Napoléon, revenu de l’île d’Elbe, avait proscrit Talleyrand dans ses décrets datés de Lyon, et Talleyrand s’en vengea en faisant mettre Napoléon au ban de l’Europe. La déclaration du Congrès de Vienne fut son ouvrage. Après la seconde Restauration, il ne fut que peu de temps ministre des affaires étrangères. Il avait profondément blessé l’empereur Alexandre par un traité secret qu’il avait conclu avec l’Angleterre et l’Autriche.
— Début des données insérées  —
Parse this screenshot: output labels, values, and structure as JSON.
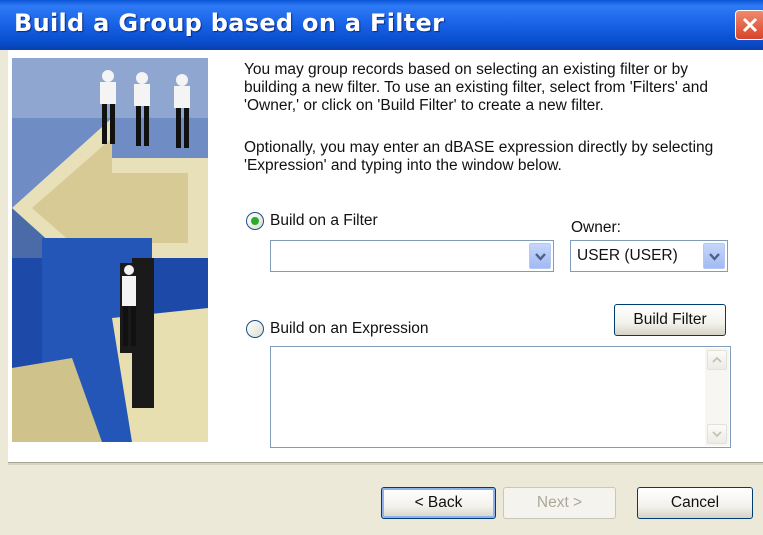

Il ne se retira pas pour ne point signer la Convention de Paris, mais par impuissance de négocier. Le Tsar ne voulut jamais traiter avec lui, et la Russie, en nous privant de son influence, nous faisait perdre l’Alsace et la Lorraine, réclamée par la Confédération germanique. D’ailleurs Louis XVIII n’aimait pas les formes absolues et impératives de son ministre, qui lui imposait des signatures plutôt qu’il ne le consultait sur la question politique. Il fut charmé de s’en débarrasser. Mais sa retraite n’eut pas l’air d’une disgrâce : le roi, sur les instances du duc de Richelieu, et lui donna la charge de grand chambellan, avec cent mille francs de traitement ; il le nomma en même temps membre du conseil privé, et en 1820 commandeurs de l’ordre du Saint-Esprit.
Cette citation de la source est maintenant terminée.